Wisconsin won’t have to worry about Brood X, but it’s a good preview
What to know about Brood X.
MADISON, Wis. (WMTV) - Over the coming weeks, Periodical Cicadas will begin to emerge, taking to the air by the billions in a group called Brood X, appearing after 17-years underground.
While this will impact up to 15 states, Wisconsin should not see any of the bugs, but it will serve as a preview.
“We won’t see them here in Wisconsin; however, we do see periodical cicadas; here we have brood 13,” said University of Wisconsin-Madison entomologist Patrick Liesch. “Which last emerged in 2007 and in 2024, we’re going to hit that 17-year mark.”

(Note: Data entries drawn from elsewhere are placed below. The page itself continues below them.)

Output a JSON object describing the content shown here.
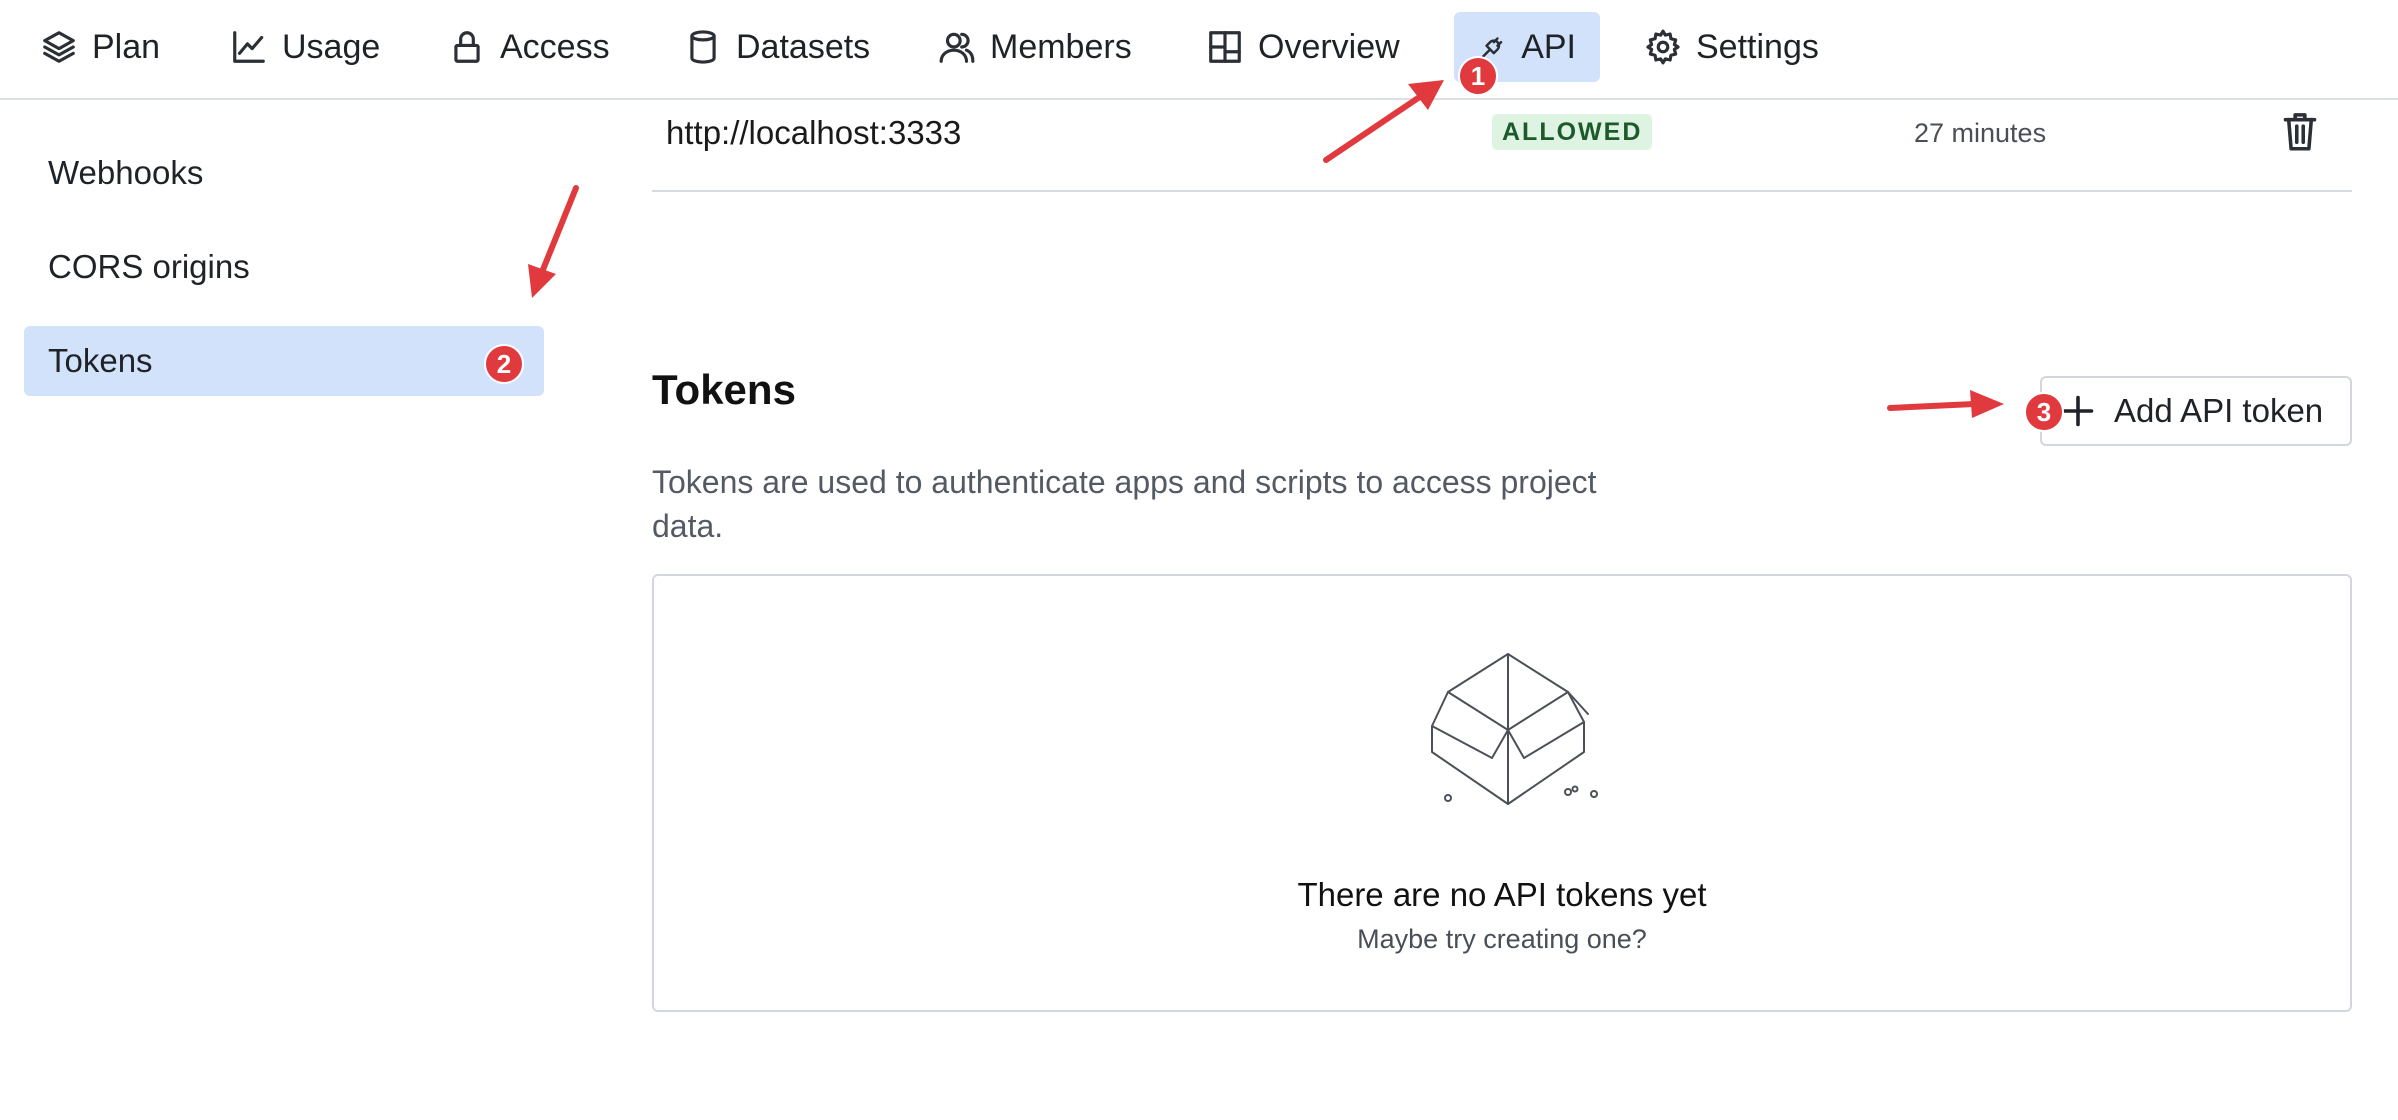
{
  "topnav": {
    "tabs": [
      {
        "label": "Plan",
        "icon": "layers-icon"
      },
      {
        "label": "Usage",
        "icon": "line-chart-icon"
      },
      {
        "label": "Access",
        "icon": "lock-icon"
      },
      {
        "label": "Datasets",
        "icon": "database-icon"
      },
      {
        "label": "Members",
        "icon": "users-icon"
      },
      {
        "label": "Overview",
        "icon": "layout-grid-icon"
      },
      {
        "label": "API",
        "icon": "plug-icon",
        "active": true
      },
      {
        "label": "Settings",
        "icon": "gear-icon"
      }
    ]
  },
  "sidebar": {
    "items": [
      {
        "label": "Webhooks"
      },
      {
        "label": "CORS origins"
      },
      {
        "label": "Tokens",
        "active": true
      }
    ]
  },
  "cors": {
    "origin": "http://localhost:3333",
    "status": "ALLOWED",
    "age": "27 minutes",
    "delete_icon": "trash-icon"
  },
  "tokens": {
    "heading": "Tokens",
    "add_button_label": "Add API token",
    "description": "Tokens are used to authenticate apps and scripts to access project data.",
    "empty_title": "There are no API tokens yet",
    "empty_subtitle": "Maybe try creating one?",
    "empty_icon": "open-box-icon"
  },
  "annotations": {
    "badges": [
      "1",
      "2",
      "3"
    ],
    "color": "#e03a3e"
  },
  "colors": {
    "active_bg": "#d3e2fb",
    "badge_bg": "#dff3e3",
    "badge_text": "#1d5a2b"
  }
}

These cicadas preparing to emerge have been feeding off the sap from tree roots underground for over a decade. Now, they are getting ready to take flight, but only when the temperature is right.
“When they hit that 17-year mark, they are going to come up a little shallower in the soil, and they’re waiting for the soil temperature to hit 64 degrees,” said Liesch.
Once the cicadas are above ground, they will live 4-6 weeks, breeding and laying eggs before dying. The female cicada will make an incision on a twig or small branch, where she will lay hundreds of eggs before dying. When the cicada nymphs hatch out of the eggs, they will drop down to the dirt, burrow down to the roots and wait 17 years to reappear.
Cicadas can cause damage to young trees, as the cuts in the branches can lead to the branch dying.